Since I am attempting speech synthesis, the initial/boundary conditions are:
$$ m(0,x) = \rho_\text{atm}(V_\text{lungs} + \int_0^x A(0,\lambda) \space \text{d}\lambda) \\ m_t(0,x) = 0 \\ m(t,0) = \rho_\text{atm}V_\text{lungs}-m_\text{exhale}(t) \\ m_x(t,0) = \rho_\text{atm}A(t,0) $$ where $\rho_\text{atm}$ is the atmospheric density, $V_\text{lungs}$ is the air capacity of lungs, $A$ is the cross-sectional area of the pipe (which models the space between articulators), and $m_\text{exhale}$ is the exhaled air mass.
The actual quantity to be picked up is the air density at the right end of the pipe. That is, $m_x(t,L) / A(t,L)$. $L$ is the length from the glottis to the lips.

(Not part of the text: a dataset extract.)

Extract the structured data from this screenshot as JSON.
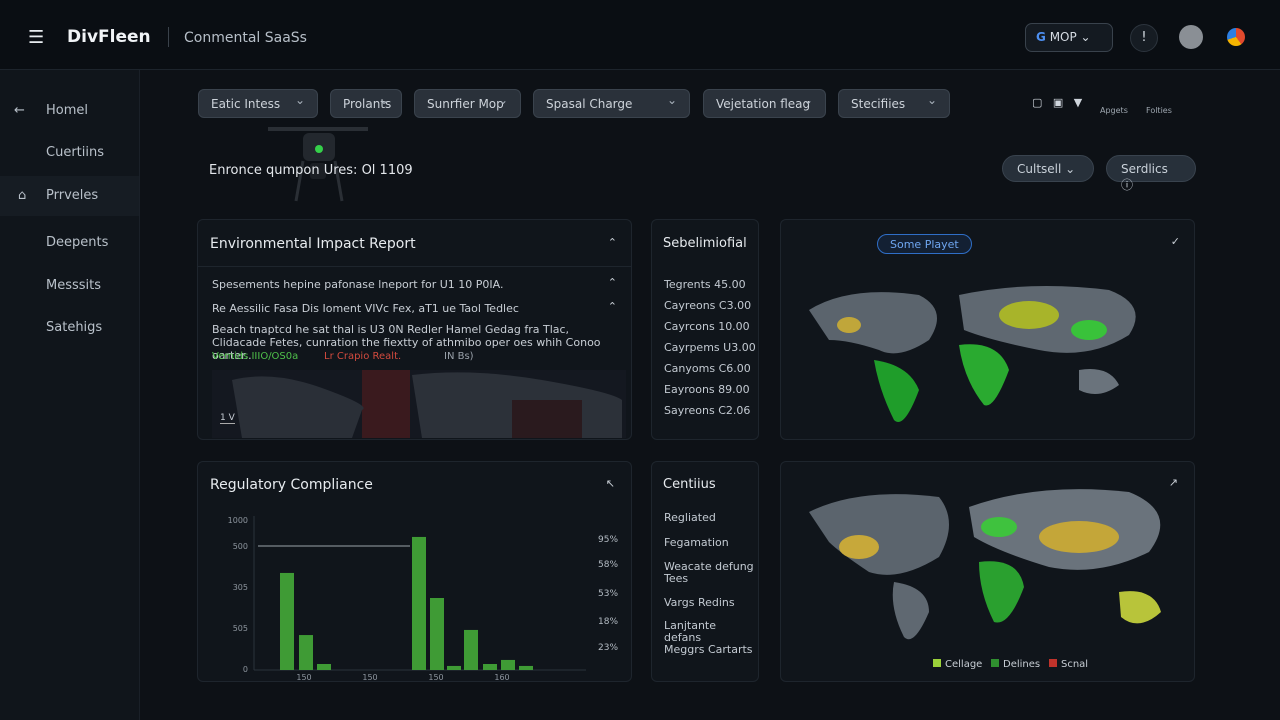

I attempted solving this PDE numerically using finite difference method. I tried few stencils, for all which the solution blew up. Yet to think about it, denoting the grid coefficients by $h_t$ and $h_x$, each term of the equation has $h_t^{-2}h_x^{-2}$ coefficients, which will be factored out. As a result, the amplification factor (regardless along $t$ or $x$) will be independent to both $h_t$ and $h_x$. Does this mean the numerical solution will blow up anyway, regardless of the choice of stencils? Does this mean finite difference method is unusable here?